Friday, May 20, 2005

Payday loan reform passes -- that's a big bill

There have been complaints that 2005 is not nearly as important a year for progressive initiatives in Illinois as 2003 was.

Representative David Miller's work (I saw him talking up this issue a year ago at a conference in D.C.) with lots and lots of others to move HB 1100 through both chambers is a big bill that is a progressive victory.

The bill is here. For background on the issue, check out the CapFax blog and click on the ad.

Some big picture numbers I've heard. Payday lending, which is the practice of a corporation accepting a bad check from a paycheck-to-paycheck guy and charging ridiculously high interest rates, plus processing fees, to suck the financial vitality out of those working people to enrich usurious corporations, often out-of-state-owned, is about a $1.5 billion industry in Illinois. It's basically unregulated.

So think of that billion five getting sucked out of the pockets of working people in Illinois, and a lot of it going to the big banks. Perpetuating poverty. Corporate loan sharking. All that.

Assuming the House concurs with the Senate amendments to HB 1100, and there's no reason to think that they won't work it out, this rapacious industry will have some real limites placed on it. It will probably cost them, and save working people, in the neighborhood of $300 million every year. Maybe more.

That's real wealth generation for the state.

This is a very good thing, and is the sort of thing that should inspire more people to engage with state government and politics.

Especially when the news is filled with leaked British memos showing the Bush Administration planned to invade Iraq months before 9/11, and then used the tragedy to lie to the electorate in order to take advantage of the opportunity to kick ass in a foreign land (see The Downing Street Memo for some more on this, and don't see the American corporate media for any of it), this victory is some good news. Politics is good!

2 comments:

No Foolin' said...

While I, too, am completely disgusted at Geo. W. Bush's bloodthirsty manipulation of the public, as far as I can tell the Downing Street Memo details information after the Sept. 11, 2001 attacks (not before like you claim).

Still reprehensible and, I think, cause for impeachment of our so-called President (and maybe veep and Condie too).

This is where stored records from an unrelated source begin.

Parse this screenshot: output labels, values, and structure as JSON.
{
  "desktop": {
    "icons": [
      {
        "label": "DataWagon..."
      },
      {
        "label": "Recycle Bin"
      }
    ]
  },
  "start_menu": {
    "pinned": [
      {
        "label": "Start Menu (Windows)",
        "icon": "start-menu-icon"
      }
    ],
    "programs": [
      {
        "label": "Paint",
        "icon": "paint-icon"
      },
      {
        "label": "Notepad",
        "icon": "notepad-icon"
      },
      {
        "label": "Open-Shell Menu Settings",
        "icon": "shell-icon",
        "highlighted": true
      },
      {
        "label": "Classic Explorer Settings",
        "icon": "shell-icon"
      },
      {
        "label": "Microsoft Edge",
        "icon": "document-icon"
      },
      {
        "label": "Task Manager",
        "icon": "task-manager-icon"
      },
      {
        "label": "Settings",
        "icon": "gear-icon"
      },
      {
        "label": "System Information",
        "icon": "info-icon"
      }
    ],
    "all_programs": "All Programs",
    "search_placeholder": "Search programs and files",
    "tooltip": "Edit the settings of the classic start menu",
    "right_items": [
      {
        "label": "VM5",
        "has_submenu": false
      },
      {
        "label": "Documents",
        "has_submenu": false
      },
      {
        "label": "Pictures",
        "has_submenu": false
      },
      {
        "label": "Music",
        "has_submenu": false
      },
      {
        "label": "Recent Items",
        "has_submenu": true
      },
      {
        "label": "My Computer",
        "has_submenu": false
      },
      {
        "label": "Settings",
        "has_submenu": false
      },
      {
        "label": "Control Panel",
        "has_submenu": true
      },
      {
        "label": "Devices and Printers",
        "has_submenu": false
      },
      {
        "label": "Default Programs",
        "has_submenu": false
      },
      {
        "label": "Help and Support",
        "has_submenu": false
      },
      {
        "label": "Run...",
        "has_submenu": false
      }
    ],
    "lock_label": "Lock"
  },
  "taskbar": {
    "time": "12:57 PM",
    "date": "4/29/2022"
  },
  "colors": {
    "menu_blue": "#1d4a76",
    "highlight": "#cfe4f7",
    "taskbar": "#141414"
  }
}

If I'm missing something, please give a direct link to a specific page.

Dan Johnson said...

Thanks for the correction, warriormom. But I do think, MDS, that it is not yet conventional wisdom that the W team decided to go to war, and then worked hard to come up with a rationale. That conversation still needs to happen, again and again and again. Because it is a hard thing to get your arms around -- the President decided to invade another country, and then came up with some excuse to justify it.